Dos benefícios e favores à população, é preciso levar em consideração um fator: seu trabalho pode ser vigiado pela Justiça Eleitoral. Um especialista em direito eleitoral da Estácio de Sá, ouvido pelo Diario, que atua no mercado e pediu reserva, destacou que não é proibida a “caridade”, nem a ajuda na construção de obras que deveriam ser realizadas pelo poder público. O único problema seria se, ao realizar os serviços ou o atendimento, o vereador exigisse a troca do serviço por votos, a exemplo um cadastramento com o título de eleitor com pessoas atendidas. Então, até lá, caso não seja confirmada nenhuma denúncia sobre este tipo de relação, Nivaldo poderá continuar fazendo sua política, a seu modo, representando um estado que não chega no tempo certo.

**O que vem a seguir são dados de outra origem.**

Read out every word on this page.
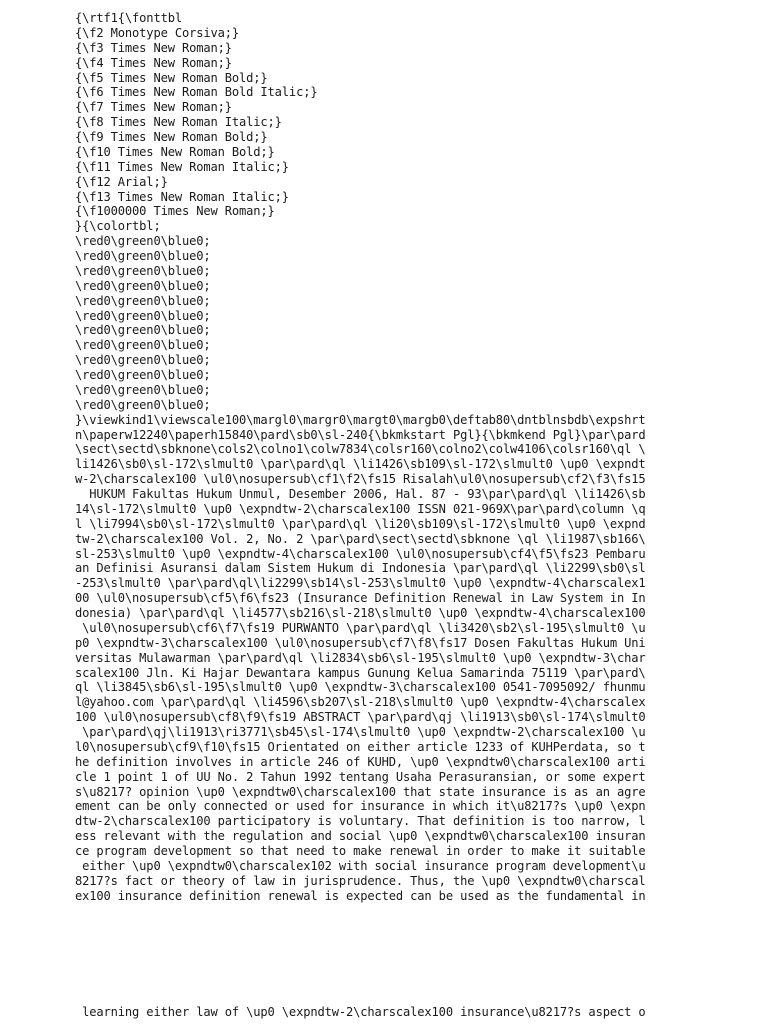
{\rtf1{\fonttbl
{\f2 Monotype Corsiva;}
{\f3 Times New Roman;}
{\f4 Times New Roman;}
{\f5 Times New Roman Bold;}
{\f6 Times New Roman Bold Italic;}
{\f7 Times New Roman;}
{\f8 Times New Roman Italic;}
{\f9 Times New Roman Bold;}
{\f10 Times New Roman Bold;}
{\f11 Times New Roman Italic;}
{\f12 Arial;}
{\f13 Times New Roman Italic;}
{\f1000000 Times New Roman;}
}{\colortbl;
\red0\green0\blue0;
\red0\green0\blue0;
\red0\green0\blue0;
\red0\green0\blue0;
\red0\green0\blue0;
\red0\green0\blue0;
\red0\green0\blue0;
\red0\green0\blue0;
\red0\green0\blue0;
\red0\green0\blue0;
\red0\green0\blue0;
\red0\green0\blue0;
}\viewkind1\viewscale100\margl0\margr0\margt0\margb0\deftab80\dntblnsbdb\expshrt
n\paperw12240\paperh15840\pard\sb0\sl-240{\bkmkstart Pgl}{\bkmkend Pgl}\par\pard
\sect\sectd\sbknone\cols2\colno1\colw7834\colsr160\colno2\colw4106\colsr160\ql \
li1426\sb0\sl-172\slmult0 \par\pard\ql \li1426\sb109\sl-172\slmult0 \up0 \expndt
w-2\charscalex100 \ul0\nosupersub\cf1\f2\fs15 Risalah\ul0\nosupersub\cf2\f3\fs15
HUKUM Fakultas Hukum Unmul, Desember 2006, Hal. 87 - 93\par\pard\ql \li1426\sb
14\sl-172\slmult0 \up0 \expndtw-2\charscalex100 ISSN 021-969X\par\pard\column \q
l \li7994\sb0\sl-172\slmult0 \par\pard\ql \li20\sb109\sl-172\slmult0 \up0 \expnd
tw-2\charscalex100 Vol. 2, No. 2 \par\pard\sect\sectd\sbknone \ql \li1987\sb166\
sl-253\slmult0 \up0 \expndtw-4\charscalex100 \ul0\nosupersub\cf4\f5\fs23 Pembaru
an Definisi Asuransi dalam Sistem Hukum di Indonesia \par\pard\ql \li2299\sb0\sl
-253\slmult0 \par\pard\ql\li2299\sb14\sl-253\slmult0 \up0 \expndtw-4\charscalex1
00 \ul0\nosupersub\cf5\f6\fs23 (Insurance Definition Renewal in Law System in In
donesia) \par\pard\ql \li4577\sb216\sl-218\slmult0 \up0 \expndtw-4\charscalex100
\ul0\nosupersub\cf6\f7\fs19 PURWANTO \par\pard\ql \li3420\sb2\sl-195\slmult0 \u
p0 \expndtw-3\charscalex100 \ul0\nosupersub\cf7\f8\fs17 Dosen Fakultas Hukum Uni
versitas Mulawarman \par\pard\ql \li2834\sb6\sl-195\slmult0 \up0 \expndtw-3\char
scalex100 Jln. Ki Hajar Dewantara kampus Gunung Kelua Samarinda 75119 \par\pard\
ql \li3845\sb6\sl-195\slmult0 \up0 \expndtw-3\charscalex100 0541-7095092/ fhunmu
l@yahoo.com \par\pard\ql \li4596\sb207\sl-218\slmult0 \up0 \expndtw-4\charscalex
100 \ul0\nosupersub\cf8\f9\fs19 ABSTRACT \par\pard\qj \li1913\sb0\sl-174\slmult0
\par\pard\qj\li1913\ri3771\sb45\sl-174\slmult0 \up0 \expndtw-2\charscalex100 \u
l0\nosupersub\cf9\f10\fs15 Orientated on either article 1233 of KUHPerdata, so t
he definition involves in article 246 of KUHD, \up0 \expndtw0\charscalex100 arti
cle 1 point 1 of UU No. 2 Tahun 1992 tentang Usaha Perasuransian, or some expert
s\u8217? opinion \up0 \expndtw0\charscalex100 that state insurance is as an agre
ement can be only connected or used for insurance in which it\u8217?s \up0 \expn
dtw-2\charscalex100 participatory is voluntary. That definition is too narrow, l
ess relevant with the regulation and social \up0 \expndtw0\charscalex100 insuran
ce program development so that need to make renewal in order to make it suitable
either \up0 \expndtw0\charscalex102 with social insurance program development\u
8217?s fact or theory of law in jurisprudence. Thus, the \up0 \expndtw0\charscal
ex100 insurance definition renewal is expected can be used as the fundamental in
learning either law of \up0 \expndtw-2\charscalex100 insurance\u8217?s aspect o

População “acha errado”, mas aceita os favores
Nas ruas do Jardim Jordão, há poucos registros de calçamento, alguns, inclusive, foram intervenções feitas pelos próprios moradores do bairro. Nivaldo, que chegou a concorrer à uma vaga na Câmara de Vereadores pelo PTC, em 2008, e não saiu vencedor na primeira disputa eleitoral, mostra alguns dos seus trabalhos feitos antes e depois da conquista do mandato. Nas suas contas, seis trabalhos foram realizados antes de sentar numa das 27 cadeiras da Câmara Municipal. Os moradores atendidos têm quase a mesma opinião: todas as intervenções são bem-vindas, mas deveriam ser realizadas pelo poder público.
“Foi um benefício para todo mundo, ninguém conseguia andar direito aqui. Minha mãe caiu várias vezes”, conta a estudante Aline Maria da Conceição, de 22 anos, ao mostrar a escadaria construída por Nivaldo na Rua Goianinha. “Mas isto aqui não deveria ter sido feito por ele. Eu gostei, mas era a prefeitura que tinha que fazer tudo isso, como não faz…”, completou. A escadaria foi construída por Nivaldo do Gás na comunidade em junho deste ano. Os moradores contam, espontaneamente, que ajudaram na obra, mas não pagaram por nenhum material de construção.
“Eu moro aqui mais de 25 anos, ninguém nunca mexeu. Graças a ele, temos isso aqui, é pouco, mas já é alguma coisa”, relatou o segurança José Roberto do Ó, de 55 anos, que mora na localidade com 4 filhos e a mulher. As intervenções de Nivaldo são focadas na melhoria de canaletas, drenagem, conservação de postes e até calçamento de ruas, mesmo que improvisados apenas com cimento. O servente José Cordeiro Filho, de 30 anos, relata que teve a rua calçada por Nivaldo na época em que ele ainda era um entregador de gás. “Ninguém pagou nada, ele usou mais de 24 sacos de cimento, fizemos uma feijoada para comemorar e ainda teve candidato a vereador querendo a paternidade da obra. Eu trouxe o pessoal aqui e mostrei quem foi que realmente fez".